President Bush declared on Friday that Zarqawi's death will not end the insurgency, but it will "help a lot." A front-page story in the Post reports that al-Qaida could suffer a major blow from Zarqawi's death. Although, as has been repeatedly mentioned, Zarqawi often clashed with leaders of the terrorist group over tactics, he did serve as a central figure in the various insurgent operations and was key to recruitment efforts.
The WSJ reports that Jordanian intelligence officers worked directly with U.S. forces and were responsible for providing key information relating to Zarqawi's whereabouts. This is seen as a further example of how Jordan has become an important U.S. ally in the war against terror. Jordanian officials stepped up counterterrorism operations, as well as their cooperation with the United States, after the November attacks in Amman.
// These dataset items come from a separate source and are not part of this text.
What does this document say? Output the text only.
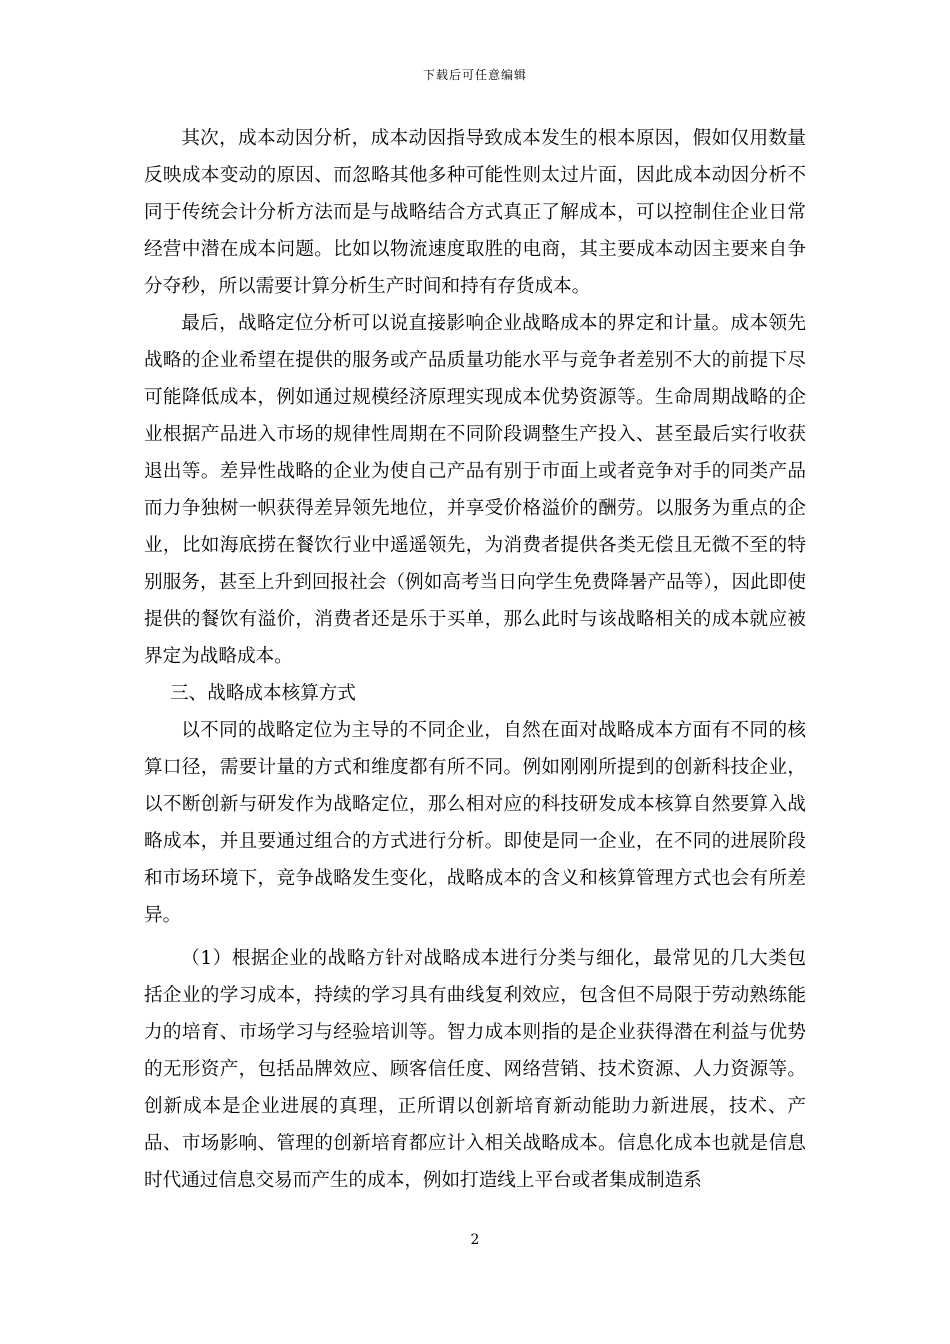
下载后可任意编辑

其次，成本动因分析，成本动因指导致成本发生的根本原因，假如仅用数量反映成本变动的原因、而忽略其他多种可能性则太过片面，因此成本动因分析不同于传统会计分析方法而是与战略结合方式真正了解成本，可以控制住企业日常经营中潜在成本问题。比如以物流速度取胜的电商，其主要成本动因主要来自争分夺秒，所以需要计算分析生产时间和持有存货成本。

最后，战略定位分析可以说直接影响企业战略成本的界定和计量。成本领先战略的企业希望在提供的服务或产品质量功能水平与竞争者差别不大的前提下尽可能降低成本，例如通过规模经济原理实现成本优势资源等。生命周期战略的企业根据产品进入市场的规律性周期在不同阶段调整生产投入、甚至最后实行收获退出等。差异性战略的企业为使自己产品有别于市面上或者竞争对手的同类产品而力争独树一帜获得差异领先地位，并享受价格溢价的酬劳。以服务为重点的企业，比如海底捞在餐饮行业中遥遥领先，为消费者提供各类无偿且无微不至的特别服务，甚至上升到回报社会（例如高考当日向学生免费降暑产品等），因此即使提供的餐饮有溢价，消费者还是乐于买单，那么此时与该战略相关的成本就应被界定为战略成本。

三、战略成本核算方式

以不同的战略定位为主导的不同企业，自然在面对战略成本方面有不同的核算口径，需要计量的方式和维度都有所不同。例如刚刚所提到的创新科技企业，以不断创新与研发作为战略定位，那么相对应的科技研发成本核算自然要算入战略成本，并且要通过组合的方式进行分析。即使是同一企业，在不同的进展阶段和市场环境下，竞争战略发生变化，战略成本的含义和核算管理方式也会有所差异。

（1）根据企业的战略方针对战略成本进行分类与细化，最常见的几大类包括企业的学习成本，持续的学习具有曲线复利效应，包含但不局限于劳动熟练能力的培育、市场学习与经验培训等。智力成本则指的是企业获得潜在利益与优势的无形资产，包括品牌效应、顾客信任度、网络营销、技术资源、人力资源等。创新成本是企业进展的真理，正所谓以创新培育新动能助力新进展，技术、产品、市场影响、管理的创新培育都应计入相关战略成本。信息化成本也就是信息时代通过信息交易而产生的成本，例如打造线上平台或者集成制造系

2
The NYT reefers a report from Zarqawi's hometown of Zarqa, Jordan, where family members and others gathered to remember the man they call a hero and martyr. Zarqawi's family has requested that his body be returned to Jordan for burial. A Jordanian official said the government would not allow Zarqawi's body to return and "stain Jordanian soil."
In other Iraq news, the NYT follows up on a story from Thursday's Boston Globe that reported the amount of compensation being paid out by the U.S. military to Iraqis for killings or injuries increased by almost 300 percent last year. The payments totaled about $5 million in 2004 and increased to $19.7 million in 2005. Marine units in the Anbar Province made almost half of these payments. This increase can partly be attributed to a change in the rules that makes it easier to carry out the payments, but it is also a symbol of how many civilians continue to die in the conflict.
The WSJ says in a Page One story that although many worry about economic or political upheaval in places such as Nigeria or Iraq impacting the price of oil, one of the "world's biggest weaknesses" lies in the Gulf of Mexico. Even though last year's shutdown of a pipeline after Hurricane Katrina was mentioned in the media, most don't realize how close the country got to the brink of a large-scale gasoline shortage. Steps have been taken to improve the response time to any similar disasters in the future, but, as hurricane season is about to start again, the Journal emphasizes there are still weaknesses in the system.
Everybody notes inside that new figures show a senior aide to House appropriations committee Chairman Jerry Lewis, a California Republican, received almost $2 million when he left a lobbying firm last year. Although eyebrows had already been raised about the $600,000 Jeffrey S. Shockey received when he left the firm, the new data shows that this was the first of several payments. Shockey's lawyers insist he was merely paid for the value of his partnership, which was based on the money he would have brought to the business.
According to the NYT, U.S. and European officials gave Iran a deadline of June 29 to respond to the package of incentives offered earlier this week to get the country to suspend its uranium enrichment program.
Two down, 62 to go … The NYT and the WP front the opening day of the World Cup. Germany beat Costa Rica 4-2 in what turned out to be the highest-scoring opening match. The biggest surprise of the day, though, came when Ecuador, who has been to only one World Cup before, defeated the favored Poles 2-0. The NYT mentions how soccer is changing the way Iranians have fun in public, the WP reports that, contrary to tradition, many in England have started flying the flag to show support for their team, and the LAT reports on the huge security operation surrounding the World Cup.